Integer wrapper class and == operator - where is behavior specified? [duplicate] (2 answers)

Closed 9 years ago.

I am a novice Java programmer and came across a very weird scenario, as below.

public static void main(String[] args) {
    Integer a = 500;
    Integer b = 500;

    // Comparing the values.
    a <= b; // true
    a >= b; // true
    a == b; // false

    // Reassigning the values
    a = 50;
    b = 50;

    // Again comparing the values.
    a <= b; // true
    a >= b; // true
    a == b; // true
}

My question is why do the results of a == b vary by varying values?

Answer 1

The answer to this question lies within the understanding of Autoboxing specified by Java programming language.

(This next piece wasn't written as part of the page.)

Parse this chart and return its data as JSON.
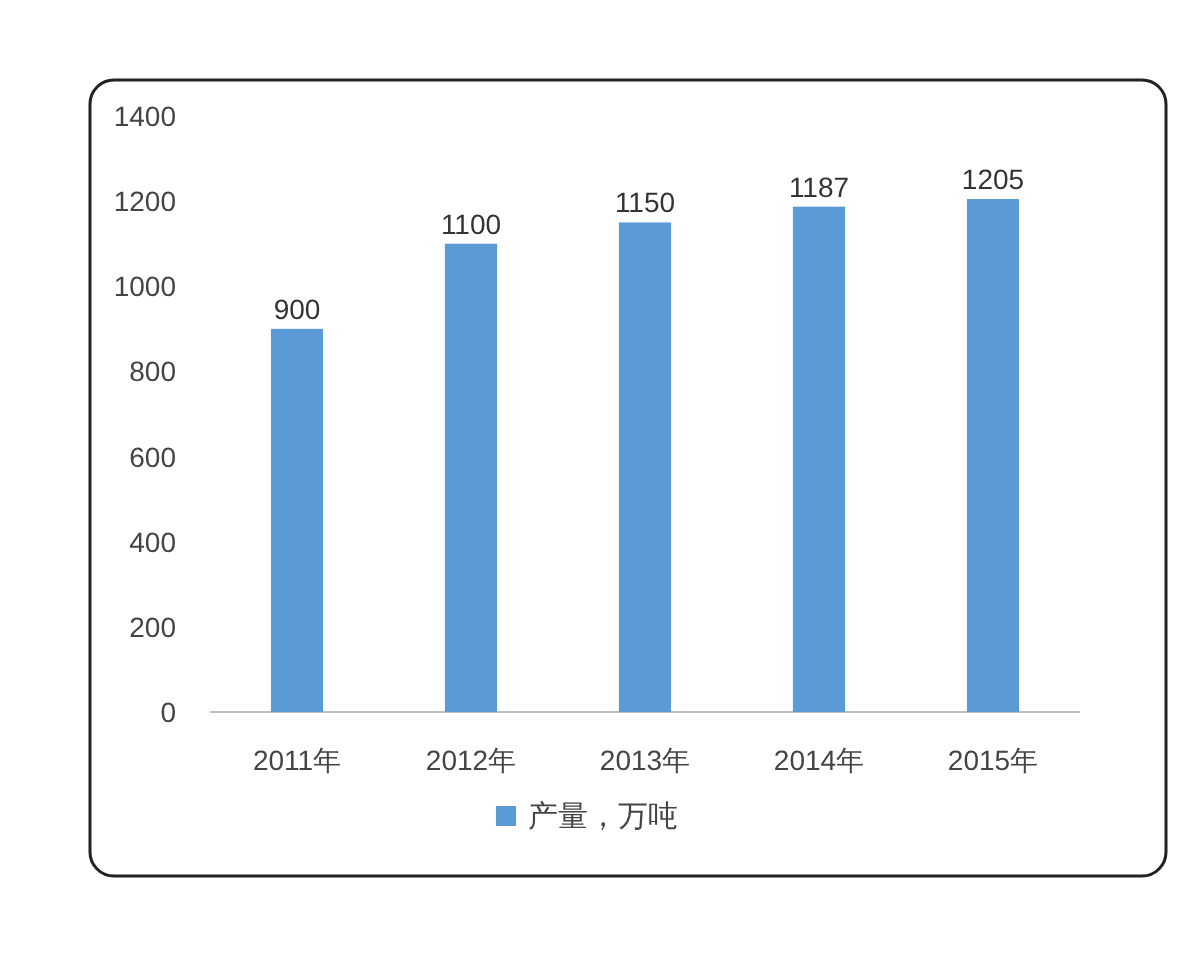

The variation in results of a == b happens because any integer between -128 to 127 are cached by the Integer class. When an int within this range is created it is retrieved from IntegerCache rather than creating a new Integer object.

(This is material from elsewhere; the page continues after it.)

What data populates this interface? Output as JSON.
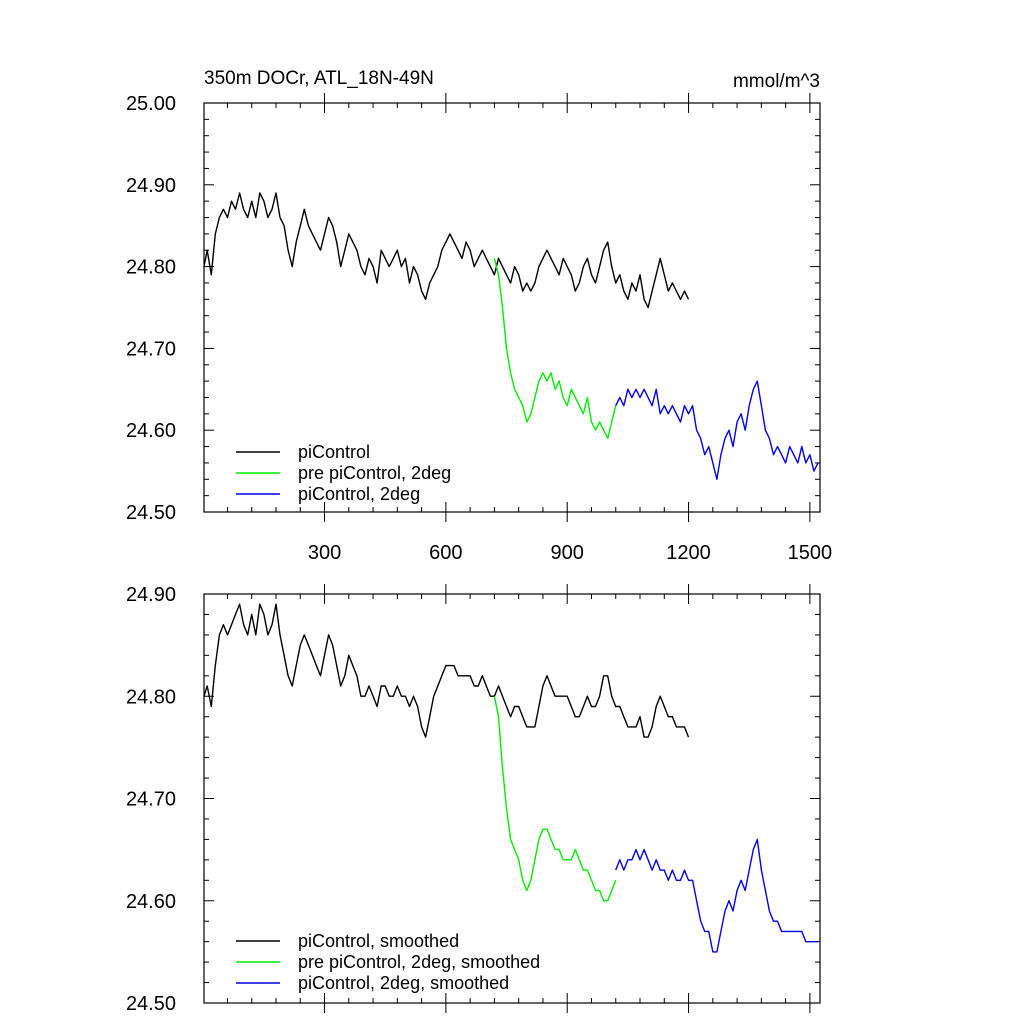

Is this a bug? Of course not!

The Java class Integer is also called wrapper class because it provides an object that wraps an int primitive data type. In Java, comparing two value object is not straight forward. We should override the Object.equal method (and also the Object.hashCode) and use it to determine when two objects are equal. Using the == operator, in this case, we’re comparing the two physical object addresses. Java requires the new operator to create objects, which will be all stored on the JVM’s Heap. Local variables are stored on the JVM’s Stack, but they hold a reference to the object, not the object itself.

In first case when we check if a == b, we’re actually checking if both the references are pointing at the same location. Answer to this is NO!

But what happens when a & b are 50? To answer this we should have a look at the below Integer.valueOf method.

public static Integer valueOf(int i) {
    if(i >= -128 && i <= IntegerCache.high)
        return IntegerCache.cache[i + 128];
    else
        return new Integer(i);
}

We are using the Autoboxing Java function through this Integer.valueOf method to compare a == b. With the aim of optimizing the resources use, the Integer class maintains a cache memory of Integer instances. This way, all the new Integer requests with a value between -128 and IntegerCache.high (configurable) will return an identical object allocated once. So, when we ask if a == b, we get true because, behind the scene, a and b are pointing to the same memory location.

Now another question arises: Does this approach involve in instance sharing problems? The answer fortunately is no, because Integer was defined as an immutable object and that means if you want to modify it, you have to get a new instance… exciting, isn’t it?

Shishir

Answer 2

Yes . Because values from a range of -127 to 128 will be stored in cache . so use equals and compare .

Answer 3

Java has interned the values from -128 to 127.

This is why you receive true when you compare two Integer objects in this range with ==.